The repository contains the codes and data for our EMNLP 2023 Main Paper: CLEME: Debiasing Multi-reference Evaluation for Grammatical Error Correction.

CLEME is a reference-based metric that evaluate Grammatical Error Correction (GEC) systems at the chunk-level, aiming to provide unbiased F0.5 scores for GEC multi-reference evaluation.

Features

  • CLEME is unbiased, allowing a more objective evaluation pipeline.
  • CLEME is able to visualize evaluation pipeline as tables.
  • CLEME supports English and Chinese for now. We will extend to other languages in the future.

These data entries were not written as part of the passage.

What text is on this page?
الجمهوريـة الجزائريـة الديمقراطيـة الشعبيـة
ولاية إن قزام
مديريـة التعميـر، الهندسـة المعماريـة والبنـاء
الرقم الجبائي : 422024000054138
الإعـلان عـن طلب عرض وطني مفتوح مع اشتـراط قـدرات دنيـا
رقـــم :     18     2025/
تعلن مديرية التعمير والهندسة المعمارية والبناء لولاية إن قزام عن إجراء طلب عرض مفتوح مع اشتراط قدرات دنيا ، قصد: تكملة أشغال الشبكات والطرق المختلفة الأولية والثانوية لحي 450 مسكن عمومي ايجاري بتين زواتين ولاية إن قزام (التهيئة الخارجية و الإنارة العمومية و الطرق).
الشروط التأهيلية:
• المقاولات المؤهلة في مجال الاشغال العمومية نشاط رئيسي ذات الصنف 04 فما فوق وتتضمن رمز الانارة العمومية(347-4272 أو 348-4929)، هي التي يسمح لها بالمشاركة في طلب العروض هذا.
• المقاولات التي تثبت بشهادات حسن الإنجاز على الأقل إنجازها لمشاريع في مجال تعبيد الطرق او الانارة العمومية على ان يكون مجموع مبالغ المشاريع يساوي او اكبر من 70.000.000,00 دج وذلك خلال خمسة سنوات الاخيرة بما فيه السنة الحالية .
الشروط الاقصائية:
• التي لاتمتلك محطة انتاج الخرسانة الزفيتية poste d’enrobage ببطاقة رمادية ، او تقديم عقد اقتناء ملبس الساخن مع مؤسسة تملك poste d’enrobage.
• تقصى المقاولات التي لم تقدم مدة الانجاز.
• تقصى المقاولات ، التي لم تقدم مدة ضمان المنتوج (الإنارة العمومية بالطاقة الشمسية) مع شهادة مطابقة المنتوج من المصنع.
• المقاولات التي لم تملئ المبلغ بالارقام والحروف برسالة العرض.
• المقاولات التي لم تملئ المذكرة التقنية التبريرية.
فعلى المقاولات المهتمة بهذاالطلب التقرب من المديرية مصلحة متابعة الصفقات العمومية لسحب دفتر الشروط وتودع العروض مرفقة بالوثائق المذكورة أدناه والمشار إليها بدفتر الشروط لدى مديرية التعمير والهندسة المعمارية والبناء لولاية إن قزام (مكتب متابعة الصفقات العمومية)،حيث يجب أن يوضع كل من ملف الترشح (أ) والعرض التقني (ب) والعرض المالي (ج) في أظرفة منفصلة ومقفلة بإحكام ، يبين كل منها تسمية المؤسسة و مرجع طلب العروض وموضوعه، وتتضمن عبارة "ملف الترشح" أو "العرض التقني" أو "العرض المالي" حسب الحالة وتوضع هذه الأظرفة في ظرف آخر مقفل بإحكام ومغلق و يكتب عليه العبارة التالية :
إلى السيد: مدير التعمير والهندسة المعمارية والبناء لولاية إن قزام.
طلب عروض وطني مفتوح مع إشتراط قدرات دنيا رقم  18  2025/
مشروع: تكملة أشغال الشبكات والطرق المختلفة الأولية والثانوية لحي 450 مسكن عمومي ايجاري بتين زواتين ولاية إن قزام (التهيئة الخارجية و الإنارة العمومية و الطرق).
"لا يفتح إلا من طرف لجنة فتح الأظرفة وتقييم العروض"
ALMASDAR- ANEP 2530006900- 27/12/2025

Requirements and Installation

Usage

CLI

Evaluate AMU system

python scripts/evaluate.py --ref tests/examples/conll14.errant --hyp tests/examples/conll14-AMU.errant

{'num_sample': 1312, 'F': 0.2514, 'Acc': 0.7634, 'P': 0.2645, 'R': 0.2097, 'tp': 313.51, 'fp': 871.8, 'fn': 1181.71, 'tn': 6312.0}

Visualize evaluation process as tables

python scripts/evaluate.py  --ref tests/examples/demo.errant  --hyp tests/examples/demo-AMU.errant  --vis

API

Evaluate AMU system using CLEME-dependent

# Read M2 file
dataset_ref = self.reader.read(f"{os.path.dirname(__file__)}/examples/demo.errant")
dataset_hyp = self.reader.read(f"{os.path.dirname(__file__)}/examples/demo-AMU.errant")
print(len(dataset_ref), len(dataset_hyp))
print("Example of reference", dataset_ref[-1])
print("Example of hypothesis", dataset_hyp[-1])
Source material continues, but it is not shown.